4. Have an exhaust duct system of noncombustible corrosion-resistant material as needed to meet the planned usage of the hood.

Laboratory hoods shall meet the following special standards:

1. Fume hoods and their associated equipment in the air stream, intended for use with perchloric acid and other strong oxidants, shall be constructed of stainless steel or other material consistent with special exposures, and be provided with a water wash and drain system to permit periodic flushing of duct and hood. Electrical equipment intended for installation within the duct shall be designed and constructed to resist penetration by water. Lubricants and seals shall not contain organic materials. When perchloric acid or other strong oxidants are only transferred from one container to another, standard laboratory fume hoods and associated equipment may be used in lieu of stainless steel construction. Fume hood intended for use with radioactive isotopes shall be constructed of stainless steel or other material suitable for the particular exposure and shall comply with National Fire Protection Association 801, Facilities for Handling Radioactive Materials, 2003 Edition (NFPA 801).

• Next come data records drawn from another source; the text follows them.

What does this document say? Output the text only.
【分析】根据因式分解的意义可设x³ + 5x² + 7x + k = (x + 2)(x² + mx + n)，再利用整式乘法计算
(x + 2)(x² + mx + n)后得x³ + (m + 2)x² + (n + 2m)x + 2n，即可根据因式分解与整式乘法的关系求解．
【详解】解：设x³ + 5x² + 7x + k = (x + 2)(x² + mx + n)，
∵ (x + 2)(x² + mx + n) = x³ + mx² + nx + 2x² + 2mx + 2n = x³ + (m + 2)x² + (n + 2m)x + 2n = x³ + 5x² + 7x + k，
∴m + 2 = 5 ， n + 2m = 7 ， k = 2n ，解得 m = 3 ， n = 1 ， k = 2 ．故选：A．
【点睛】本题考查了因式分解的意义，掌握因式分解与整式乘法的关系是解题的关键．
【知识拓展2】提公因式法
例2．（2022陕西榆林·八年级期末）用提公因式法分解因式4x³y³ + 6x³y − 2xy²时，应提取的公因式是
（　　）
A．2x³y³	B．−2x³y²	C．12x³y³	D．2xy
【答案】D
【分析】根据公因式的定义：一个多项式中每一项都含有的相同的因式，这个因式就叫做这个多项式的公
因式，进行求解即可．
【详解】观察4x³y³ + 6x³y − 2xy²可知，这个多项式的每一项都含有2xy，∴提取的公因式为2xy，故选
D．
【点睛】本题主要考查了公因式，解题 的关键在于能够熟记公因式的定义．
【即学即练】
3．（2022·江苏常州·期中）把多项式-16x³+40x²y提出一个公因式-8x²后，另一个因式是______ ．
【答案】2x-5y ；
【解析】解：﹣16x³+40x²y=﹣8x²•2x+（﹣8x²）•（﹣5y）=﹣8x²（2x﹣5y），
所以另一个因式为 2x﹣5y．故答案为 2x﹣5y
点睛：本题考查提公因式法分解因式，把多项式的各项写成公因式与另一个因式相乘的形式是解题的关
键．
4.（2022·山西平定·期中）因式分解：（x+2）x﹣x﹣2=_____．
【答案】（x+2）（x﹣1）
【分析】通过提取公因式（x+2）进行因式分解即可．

2. In new installations and construction or major renovation work, each hood used to process infectious or radioactive materials shall have a minimum face velocity of 150 feet per minute with suitable static pressure operated dampers and alarms to alert staff of fan shutdown. Each hood shall have filters with an efficiency of 99.97% (based on the dioctyl-phtalate test method) in the exhaust stream, and be designed and equipped to permit the removal, disposal, and replacement of contaminated filters. Filters shall be as close to the hood as practical to minimize duct contamination. Hoods that process radioactive materials shall meet the requirements of the Nuclear Regulatory Commission.

11 Differential pressure shall be a minimum of 0.01 inch water gauge. If alarms are installed, allowances shall be made to prevent nuisance alarms of monitoring devices.

12 Some surgeons may require room temperatures that are outside of the indicated range. All operating room design conditions shall be developed in consultation with surgeons, anesthesiologists, infection control and nursing staff.